Tuesday, April 17, 2012

little girl wish list

I don't often allow myself to return to that emotional and mental space I was in during those 7.5 weeks Clove was in the NICU. However, every now and then I'm reminded of thoughts I had, or emotions I felt. Sometimes those flashes seem surreal. Other times they grip me like a vice to the heart, and I have to quickly distract myself to avoid crumbling inward. I was reminded yesterday of a mental list I created on and off during those 54 days. As I was turning these unwritten pages of things Clove may never do, I found a strange comfort in imagining her doing simple things that I believe every child should experience.

It was Robert's birthday yesterday, and on my list of things that Clove would do one day is eat birthday cake batter. From the beater, from the spoon, licking the bowl, however messy and sticky it would get - she was going to enjoy that simple pleasure. And enjoy she did.



She's crossed many more things off of that mental list of mine. 
>>like stretch out in a big bed, with no wires, no IVs, no monitors:




>>be bundled up in a warm towel after a bubble bath:



 >>be outside on a perfect crisp day to see every color magically become more vibrant:



 >>experience the joy that only birthday cupcakes and goody bags can provide:



>>fall asleep, feeling completely safe and loved on her dad's shoulder:



>>to know and feel unconditional love:



Clove continues to surprise and amaze me every day. I've realized those unwritten pages of her life, and the things I thought she'd never do, that I cried over in the NICU were unwritten because I didn't really know her then. Now that I know her, I now mentally flip through the pages of things that Clove will accomplish and the things she will be able to do. I'm beyond proud of my little sweet girl. 
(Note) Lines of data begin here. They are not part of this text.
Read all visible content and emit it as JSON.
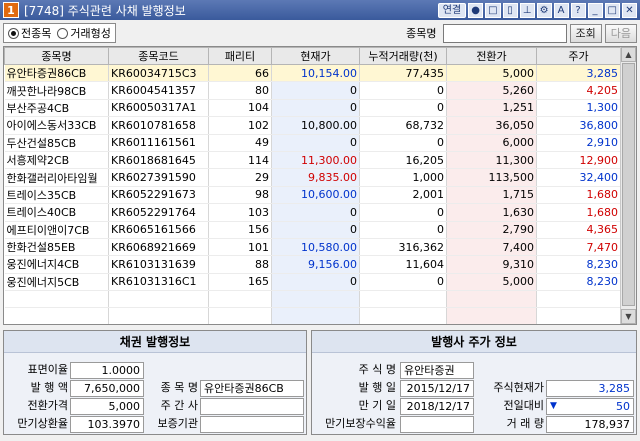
{
  "window": {
    "screen_no": "1",
    "title": "[7748] 주식관련 사채 발행정보"
  },
  "titlebar_tools": {
    "link": "연결",
    "help": "?",
    "font": "A"
  },
  "toolbar": {
    "radio_all": "전종목",
    "radio_exchange": "거래형성",
    "search_label": "종목명",
    "search_value": "",
    "search_button": "조회",
    "next_button": "다음"
  },
  "table": {
    "headers": [
      "종목명",
      "종목코드",
      "패리티",
      "현재가",
      "누적거래량(천)",
      "전환가",
      "주가"
    ],
    "rows": [
      {
        "name": "유안타증권86CB",
        "code": "KR60034715C3",
        "parity": "66",
        "price": "10,154.00",
        "price_color": "blue",
        "volume": "77,435",
        "conv": "5,000",
        "stock": "3,285",
        "stock_color": "blue",
        "selected": true
      },
      {
        "name": "깨끗한나라98CB",
        "code": "KR6004541357",
        "parity": "80",
        "price": "0",
        "price_color": "",
        "volume": "0",
        "conv": "5,260",
        "stock": "4,205",
        "stock_color": "red"
      },
      {
        "name": "부산주공4CB",
        "code": "KR60050317A1",
        "parity": "104",
        "price": "0",
        "price_color": "",
        "volume": "0",
        "conv": "1,251",
        "stock": "1,300",
        "stock_color": "blue"
      },
      {
        "name": "아이에스동서33CB",
        "code": "KR6010781658",
        "parity": "102",
        "price": "10,800.00",
        "price_color": "",
        "volume": "68,732",
        "conv": "36,050",
        "stock": "36,800",
        "stock_color": "blue"
      },
      {
        "name": "두산건설85CB",
        "code": "KR6011161561",
        "parity": "49",
        "price": "0",
        "price_color": "",
        "volume": "0",
        "conv": "6,000",
        "stock": "2,910",
        "stock_color": "blue"
      },
      {
        "name": "서흥제약2CB",
        "code": "KR6018681645",
        "parity": "114",
        "price": "11,300.00",
        "price_color": "red",
        "volume": "16,205",
        "conv": "11,300",
        "stock": "12,900",
        "stock_color": "red"
      },
      {
        "name": "한화갤러리아타임월",
        "code": "KR6027391590",
        "parity": "29",
        "price": "9,835.00",
        "price_color": "red",
        "volume": "1,000",
        "conv": "113,500",
        "stock": "32,400",
        "stock_color": "blue"
      },
      {
        "name": "트레이스35CB",
        "code": "KR6052291673",
        "parity": "98",
        "price": "10,600.00",
        "price_color": "blue",
        "volume": "2,001",
        "conv": "1,715",
        "stock": "1,680",
        "stock_color": "red"
      },
      {
        "name": "트레이스40CB",
        "code": "KR6052291764",
        "parity": "103",
        "price": "0",
        "price_color": "",
        "volume": "0",
        "conv": "1,630",
        "stock": "1,680",
        "stock_color": "red"
      },
      {
        "name": "에프티이앤이7CB",
        "code": "KR6065161566",
        "parity": "156",
        "price": "0",
        "price_color": "",
        "volume": "0",
        "conv": "2,790",
        "stock": "4,365",
        "stock_color": "red"
      },
      {
        "name": "한화건설85EB",
        "code": "KR6068921669",
        "parity": "101",
        "price": "10,580.00",
        "price_color": "blue",
        "volume": "316,362",
        "conv": "7,400",
        "stock": "7,470",
        "stock_color": "red"
      },
      {
        "name": "웅진에너지4CB",
        "code": "KR6103131639",
        "parity": "88",
        "price": "9,156.00",
        "price_color": "blue",
        "volume": "11,604",
        "conv": "9,310",
        "stock": "8,230",
        "stock_color": "blue"
      },
      {
        "name": "웅진에너지5CB",
        "code": "KR61031316C1",
        "parity": "165",
        "price": "0",
        "price_color": "",
        "volume": "0",
        "conv": "5,000",
        "stock": "8,230",
        "stock_color": "blue"
      }
    ],
    "blank_rows": 2
  },
  "bond_panel": {
    "title": "채권 발행정보",
    "coupon_label": "표면이율",
    "coupon": "1.0000",
    "amount_label": "발 행 액",
    "amount": "7,650,000",
    "conv_price_label": "전환가격",
    "conv_price": "5,000",
    "redemption_label": "만기상환율",
    "redemption": "103.3970",
    "name_label": "종 목 명",
    "name": "유안타증권86CB",
    "manager_label": "주 간 사",
    "manager": "",
    "guarantor_label": "보증기관",
    "guarantor": ""
  },
  "issuer_panel": {
    "title": "발행사 주가 정보",
    "stock_name_label": "주 식 명",
    "stock_name": "유안타증권",
    "issue_date_label": "발 행 일",
    "issue_date": "2015/12/17",
    "maturity_label": "만 기 일",
    "maturity": "2018/12/17",
    "ytm_label": "만기보장수익율",
    "ytm": "",
    "price_label": "주식현재가",
    "price": "3,285",
    "change_label": "전일대비",
    "change": "50",
    "volume_label": "거 래 량",
    "volume": "178,937"
  },
  "colors": {
    "red": "#d00000",
    "blue": "#0033cc",
    "selected_row": "#fff7d3"
  }
}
I will use this lesson learned from Clove and be thankful for the things I can do, and not worry about the things I can't. Feel gratitude for the things I have, and not worry about the things I don't have. Be thankful for the things I've seen, and not worry about the things I haven't seen. Appreciate the experiences I've had, and not wish for anything different.


Tuesday, April 3, 2012

bright days

You know those days when the world seems better? Colors are more vibrant... you say the right things... you have unlimited energy... you're up for that last minute adventure... you're fine with a later bedtime or missed nap? I always wonder what determines those bright days. Is it something I eat? How I sleep? The color I wear? Is it just a conscious choice to see the world that way? Or is it something that I cannot control. What if it's how the planets are aligned on that day. Or the percentage of oxygen in the air. Whatever it is, I want to have as many bright days as possible. So when I have those dark days, I can remember that feeling of walking on sunshine. This past week has been bright.